Es Batu Berbahaya Bagi Kesehatan : Mitos atau Fakta?

Di tengah cuaca yang panas, minuman dingin yang ditambahkan es batu dianggap sebagai penyegar yang dapat membuat tubuh terasa lebih nyaman. Namun, muncul berbagai anggapan bahwa kebiasaan mengonsumsi atau mengunyah es batu dapat berdampak buruk bagi kesehatan, tetapi di sisi lain juga muncul anggapan bahwa kebiasaan tersebut tidak berbahaya dan dapat memberikan kesenangan bagi yang mengonsumsi. Lalu, apakah benar mengonsumsi es batu berbahaya bagi kesehatan atau hanya mitos belaka? untuk mengetahui jawabannya mari simak uraian artikel berikut.
- Mengenal Pagofagia, Kebiasaan Mengonsumsi Es Batu Berlebih
- Risiko Kesehatan Akibat Pagofagia
- Kapan Harus Waspada terhadap Kebiasaan Ini?
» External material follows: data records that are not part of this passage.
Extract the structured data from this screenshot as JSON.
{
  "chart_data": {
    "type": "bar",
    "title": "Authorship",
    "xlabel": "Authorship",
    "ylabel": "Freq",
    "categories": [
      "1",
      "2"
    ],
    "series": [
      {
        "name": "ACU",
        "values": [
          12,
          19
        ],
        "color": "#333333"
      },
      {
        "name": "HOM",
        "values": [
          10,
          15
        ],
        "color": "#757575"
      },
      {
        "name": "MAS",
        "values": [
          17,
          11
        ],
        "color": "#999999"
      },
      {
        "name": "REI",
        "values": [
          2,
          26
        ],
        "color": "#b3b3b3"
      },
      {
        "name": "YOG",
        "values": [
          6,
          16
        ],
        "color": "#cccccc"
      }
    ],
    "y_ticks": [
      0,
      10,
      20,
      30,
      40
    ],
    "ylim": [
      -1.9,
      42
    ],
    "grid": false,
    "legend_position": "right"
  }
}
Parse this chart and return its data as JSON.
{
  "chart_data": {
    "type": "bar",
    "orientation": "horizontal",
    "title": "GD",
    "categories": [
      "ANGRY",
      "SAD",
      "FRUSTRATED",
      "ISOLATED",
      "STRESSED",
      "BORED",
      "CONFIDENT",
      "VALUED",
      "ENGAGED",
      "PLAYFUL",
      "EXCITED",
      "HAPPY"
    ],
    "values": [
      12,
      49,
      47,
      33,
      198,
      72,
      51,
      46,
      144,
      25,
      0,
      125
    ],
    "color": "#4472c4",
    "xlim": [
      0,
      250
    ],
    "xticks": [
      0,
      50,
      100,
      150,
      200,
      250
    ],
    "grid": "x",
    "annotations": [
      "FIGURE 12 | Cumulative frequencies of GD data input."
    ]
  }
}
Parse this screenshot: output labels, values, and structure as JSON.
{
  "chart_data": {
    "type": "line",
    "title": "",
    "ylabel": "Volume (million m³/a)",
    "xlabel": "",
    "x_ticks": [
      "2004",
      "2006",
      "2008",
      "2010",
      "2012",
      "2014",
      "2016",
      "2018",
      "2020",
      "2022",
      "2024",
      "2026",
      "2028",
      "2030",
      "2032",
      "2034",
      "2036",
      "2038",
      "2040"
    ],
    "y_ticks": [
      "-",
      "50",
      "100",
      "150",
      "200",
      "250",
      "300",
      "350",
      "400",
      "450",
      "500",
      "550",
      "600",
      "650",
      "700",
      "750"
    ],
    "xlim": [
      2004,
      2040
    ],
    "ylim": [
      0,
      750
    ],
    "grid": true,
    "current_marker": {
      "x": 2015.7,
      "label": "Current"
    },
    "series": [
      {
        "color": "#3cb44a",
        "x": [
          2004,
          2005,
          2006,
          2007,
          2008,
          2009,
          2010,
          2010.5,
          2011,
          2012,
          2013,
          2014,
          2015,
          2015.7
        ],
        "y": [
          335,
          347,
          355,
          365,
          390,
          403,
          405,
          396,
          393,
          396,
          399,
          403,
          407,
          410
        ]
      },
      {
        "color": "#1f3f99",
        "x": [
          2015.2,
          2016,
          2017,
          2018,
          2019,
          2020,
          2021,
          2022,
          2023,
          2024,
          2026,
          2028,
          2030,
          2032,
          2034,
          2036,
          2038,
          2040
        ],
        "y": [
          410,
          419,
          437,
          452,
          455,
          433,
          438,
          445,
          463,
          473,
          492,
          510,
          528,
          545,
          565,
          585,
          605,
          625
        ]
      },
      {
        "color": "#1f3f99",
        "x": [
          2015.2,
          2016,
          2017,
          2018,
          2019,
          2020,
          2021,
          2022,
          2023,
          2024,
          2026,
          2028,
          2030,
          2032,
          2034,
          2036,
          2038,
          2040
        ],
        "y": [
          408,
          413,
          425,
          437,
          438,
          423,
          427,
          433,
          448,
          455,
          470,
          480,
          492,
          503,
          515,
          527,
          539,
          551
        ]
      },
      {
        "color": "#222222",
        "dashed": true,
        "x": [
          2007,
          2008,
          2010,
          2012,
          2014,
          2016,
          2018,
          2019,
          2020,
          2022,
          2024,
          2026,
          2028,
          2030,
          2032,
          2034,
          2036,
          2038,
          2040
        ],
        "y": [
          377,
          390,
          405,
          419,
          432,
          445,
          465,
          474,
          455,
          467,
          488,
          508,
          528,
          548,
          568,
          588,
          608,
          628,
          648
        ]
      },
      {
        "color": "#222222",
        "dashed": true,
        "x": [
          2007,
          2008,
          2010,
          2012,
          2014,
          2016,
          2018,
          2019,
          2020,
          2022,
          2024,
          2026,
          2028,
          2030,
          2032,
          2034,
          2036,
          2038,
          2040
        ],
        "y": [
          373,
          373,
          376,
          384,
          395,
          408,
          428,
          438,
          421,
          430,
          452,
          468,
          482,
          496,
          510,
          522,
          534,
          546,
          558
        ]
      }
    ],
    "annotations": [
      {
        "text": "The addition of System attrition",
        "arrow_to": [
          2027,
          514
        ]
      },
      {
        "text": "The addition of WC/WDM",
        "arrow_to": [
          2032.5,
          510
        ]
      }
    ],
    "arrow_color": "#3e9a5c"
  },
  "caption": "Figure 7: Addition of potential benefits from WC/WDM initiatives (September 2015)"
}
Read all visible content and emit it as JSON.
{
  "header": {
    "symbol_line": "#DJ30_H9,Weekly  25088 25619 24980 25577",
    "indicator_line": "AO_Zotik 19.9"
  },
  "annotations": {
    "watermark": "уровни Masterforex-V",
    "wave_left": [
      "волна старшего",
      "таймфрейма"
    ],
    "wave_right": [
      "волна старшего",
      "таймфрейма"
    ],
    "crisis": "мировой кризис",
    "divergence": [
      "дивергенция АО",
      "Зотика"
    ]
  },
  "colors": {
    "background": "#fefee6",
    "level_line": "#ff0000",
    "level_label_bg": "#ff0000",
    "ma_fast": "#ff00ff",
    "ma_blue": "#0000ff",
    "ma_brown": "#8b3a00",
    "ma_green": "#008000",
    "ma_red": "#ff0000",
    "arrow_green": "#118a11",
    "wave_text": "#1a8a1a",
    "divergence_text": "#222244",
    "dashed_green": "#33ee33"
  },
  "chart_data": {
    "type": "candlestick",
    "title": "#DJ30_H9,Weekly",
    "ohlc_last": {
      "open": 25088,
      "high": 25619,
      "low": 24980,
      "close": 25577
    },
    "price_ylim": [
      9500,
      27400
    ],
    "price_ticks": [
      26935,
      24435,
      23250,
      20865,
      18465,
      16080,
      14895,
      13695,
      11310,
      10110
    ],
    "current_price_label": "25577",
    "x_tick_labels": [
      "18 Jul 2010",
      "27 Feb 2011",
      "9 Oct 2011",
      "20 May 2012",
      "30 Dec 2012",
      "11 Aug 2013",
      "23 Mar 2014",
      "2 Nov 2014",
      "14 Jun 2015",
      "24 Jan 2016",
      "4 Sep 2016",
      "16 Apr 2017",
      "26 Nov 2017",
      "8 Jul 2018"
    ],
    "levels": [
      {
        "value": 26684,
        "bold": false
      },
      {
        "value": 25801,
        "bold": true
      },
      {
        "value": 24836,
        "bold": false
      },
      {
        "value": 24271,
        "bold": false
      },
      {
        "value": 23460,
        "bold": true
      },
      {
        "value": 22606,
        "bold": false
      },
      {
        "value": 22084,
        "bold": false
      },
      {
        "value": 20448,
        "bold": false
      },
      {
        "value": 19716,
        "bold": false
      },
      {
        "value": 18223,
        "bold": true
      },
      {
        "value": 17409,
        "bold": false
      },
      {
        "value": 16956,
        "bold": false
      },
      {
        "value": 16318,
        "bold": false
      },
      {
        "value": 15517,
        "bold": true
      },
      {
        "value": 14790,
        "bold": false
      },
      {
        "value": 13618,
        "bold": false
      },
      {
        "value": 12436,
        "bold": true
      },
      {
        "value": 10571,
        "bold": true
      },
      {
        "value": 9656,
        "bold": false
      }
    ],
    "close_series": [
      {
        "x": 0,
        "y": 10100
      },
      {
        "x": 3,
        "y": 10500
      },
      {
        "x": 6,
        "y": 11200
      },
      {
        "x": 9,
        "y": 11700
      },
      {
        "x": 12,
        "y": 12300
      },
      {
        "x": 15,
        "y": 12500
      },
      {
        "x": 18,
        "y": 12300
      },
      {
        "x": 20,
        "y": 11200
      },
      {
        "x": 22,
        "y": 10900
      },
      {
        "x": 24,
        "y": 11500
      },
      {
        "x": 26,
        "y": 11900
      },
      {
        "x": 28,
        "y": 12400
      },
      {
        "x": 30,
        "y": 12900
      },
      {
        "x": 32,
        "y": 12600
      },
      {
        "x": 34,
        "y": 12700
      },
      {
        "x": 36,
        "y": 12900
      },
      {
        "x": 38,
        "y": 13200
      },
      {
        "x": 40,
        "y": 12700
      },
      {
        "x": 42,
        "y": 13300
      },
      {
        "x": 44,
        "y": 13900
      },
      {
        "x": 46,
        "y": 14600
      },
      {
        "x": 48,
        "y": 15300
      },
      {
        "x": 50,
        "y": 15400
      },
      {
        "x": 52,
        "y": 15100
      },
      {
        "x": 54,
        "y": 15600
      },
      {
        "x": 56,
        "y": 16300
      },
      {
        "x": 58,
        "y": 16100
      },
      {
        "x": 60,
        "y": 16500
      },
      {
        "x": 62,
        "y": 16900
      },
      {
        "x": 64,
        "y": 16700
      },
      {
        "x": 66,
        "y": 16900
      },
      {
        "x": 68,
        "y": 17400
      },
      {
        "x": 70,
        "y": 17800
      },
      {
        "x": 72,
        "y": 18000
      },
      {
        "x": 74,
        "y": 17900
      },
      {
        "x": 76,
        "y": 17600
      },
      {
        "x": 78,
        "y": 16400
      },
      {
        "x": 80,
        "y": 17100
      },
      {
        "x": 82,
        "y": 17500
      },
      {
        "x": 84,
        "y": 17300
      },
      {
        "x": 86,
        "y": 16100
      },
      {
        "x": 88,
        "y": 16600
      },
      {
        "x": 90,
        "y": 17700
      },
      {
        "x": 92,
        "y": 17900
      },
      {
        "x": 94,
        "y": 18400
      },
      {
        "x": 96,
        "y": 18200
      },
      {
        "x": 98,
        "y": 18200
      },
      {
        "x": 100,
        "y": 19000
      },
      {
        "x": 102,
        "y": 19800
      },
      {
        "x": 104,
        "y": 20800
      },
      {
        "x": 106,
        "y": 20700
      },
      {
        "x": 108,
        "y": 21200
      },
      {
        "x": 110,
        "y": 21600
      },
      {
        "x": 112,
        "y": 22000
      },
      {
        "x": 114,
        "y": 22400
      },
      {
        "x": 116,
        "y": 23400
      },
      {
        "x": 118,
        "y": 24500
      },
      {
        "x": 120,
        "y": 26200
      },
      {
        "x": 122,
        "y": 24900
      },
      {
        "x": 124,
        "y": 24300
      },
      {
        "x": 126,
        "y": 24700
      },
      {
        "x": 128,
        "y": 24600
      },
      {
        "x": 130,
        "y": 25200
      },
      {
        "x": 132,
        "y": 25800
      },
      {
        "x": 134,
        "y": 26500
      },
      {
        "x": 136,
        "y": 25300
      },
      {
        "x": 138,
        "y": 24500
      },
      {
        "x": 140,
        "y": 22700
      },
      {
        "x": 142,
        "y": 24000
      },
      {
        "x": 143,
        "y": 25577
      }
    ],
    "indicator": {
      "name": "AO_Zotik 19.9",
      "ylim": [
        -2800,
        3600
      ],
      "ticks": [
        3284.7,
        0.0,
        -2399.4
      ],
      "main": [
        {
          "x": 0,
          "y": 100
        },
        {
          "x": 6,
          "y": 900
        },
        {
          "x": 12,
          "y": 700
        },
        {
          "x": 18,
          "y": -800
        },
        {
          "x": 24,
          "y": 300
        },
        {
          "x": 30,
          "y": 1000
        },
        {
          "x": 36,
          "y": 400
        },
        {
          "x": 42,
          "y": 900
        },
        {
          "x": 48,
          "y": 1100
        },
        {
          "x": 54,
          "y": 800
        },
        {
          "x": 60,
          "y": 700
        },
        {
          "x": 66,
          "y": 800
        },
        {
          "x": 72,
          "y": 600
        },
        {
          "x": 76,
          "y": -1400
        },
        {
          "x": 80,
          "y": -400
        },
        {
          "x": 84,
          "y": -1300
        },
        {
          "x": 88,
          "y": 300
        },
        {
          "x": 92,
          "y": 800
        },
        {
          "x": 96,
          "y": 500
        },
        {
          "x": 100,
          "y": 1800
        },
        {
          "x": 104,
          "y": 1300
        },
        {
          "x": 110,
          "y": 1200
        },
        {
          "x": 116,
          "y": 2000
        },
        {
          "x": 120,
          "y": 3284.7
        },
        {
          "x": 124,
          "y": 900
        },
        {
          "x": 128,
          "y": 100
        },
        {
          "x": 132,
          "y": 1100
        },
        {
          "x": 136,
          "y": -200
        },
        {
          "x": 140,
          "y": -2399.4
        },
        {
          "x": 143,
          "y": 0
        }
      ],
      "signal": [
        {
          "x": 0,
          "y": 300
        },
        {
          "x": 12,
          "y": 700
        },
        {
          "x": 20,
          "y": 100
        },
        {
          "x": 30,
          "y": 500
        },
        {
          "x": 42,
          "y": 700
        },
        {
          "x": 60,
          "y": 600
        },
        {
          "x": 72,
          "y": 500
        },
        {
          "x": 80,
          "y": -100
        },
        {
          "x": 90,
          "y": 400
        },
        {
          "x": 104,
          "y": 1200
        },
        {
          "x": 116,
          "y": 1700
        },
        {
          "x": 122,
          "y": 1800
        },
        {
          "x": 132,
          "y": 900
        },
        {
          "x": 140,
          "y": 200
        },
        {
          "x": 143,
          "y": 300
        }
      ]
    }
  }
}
Mengenal Pagofagia, Kebiasaan Mengonsumsi Es Batu Berlebih
Kebiasaan mengonsumsi atau mengunyah es batu berlebih merupakan suatu kondisi yang dalam istilah medis disebut dengan pagofagia. Penyebab dari kondisi ini belum diketahui secara pasti, namun beberapa sumber ilmiah menyatakan kondisi ini bisa disebabkan oleh defisiensi zat besi, gangguan psikologis, kebiasaan sensorik, atau kondisi medis lainnya.
Namun belum diketahui secara pasti juga mengapa penderita defisienzi zat besi sangat berhubungan dengan kebiasaan mengonsumsi atau mengunyah es batu berlebih, kemungkinan penyebabnya karena pada orang yang mengalami defisiensi zat besi, bagian otak akan menerima pasokan oksigen yang lebih sedikit akibat rendahnya kadar hemoglobin dalam darah yang dapat menyebabkan gejala seperti lelah, sulit konsentrasi, dan kelelahan mental.
Pada sebuah penelitian ditemukan bahwa kebiasaan mengonsumsi atau mengunyah es batu dapat memperbaiki kelelahan mental tersebut dalam jangka pendek. Sedangkan pada penderita gangguan psikologis, pagofagia diyakini merupakan cara mereka untuk meredakan stress atau mengatasi masalah psikologis.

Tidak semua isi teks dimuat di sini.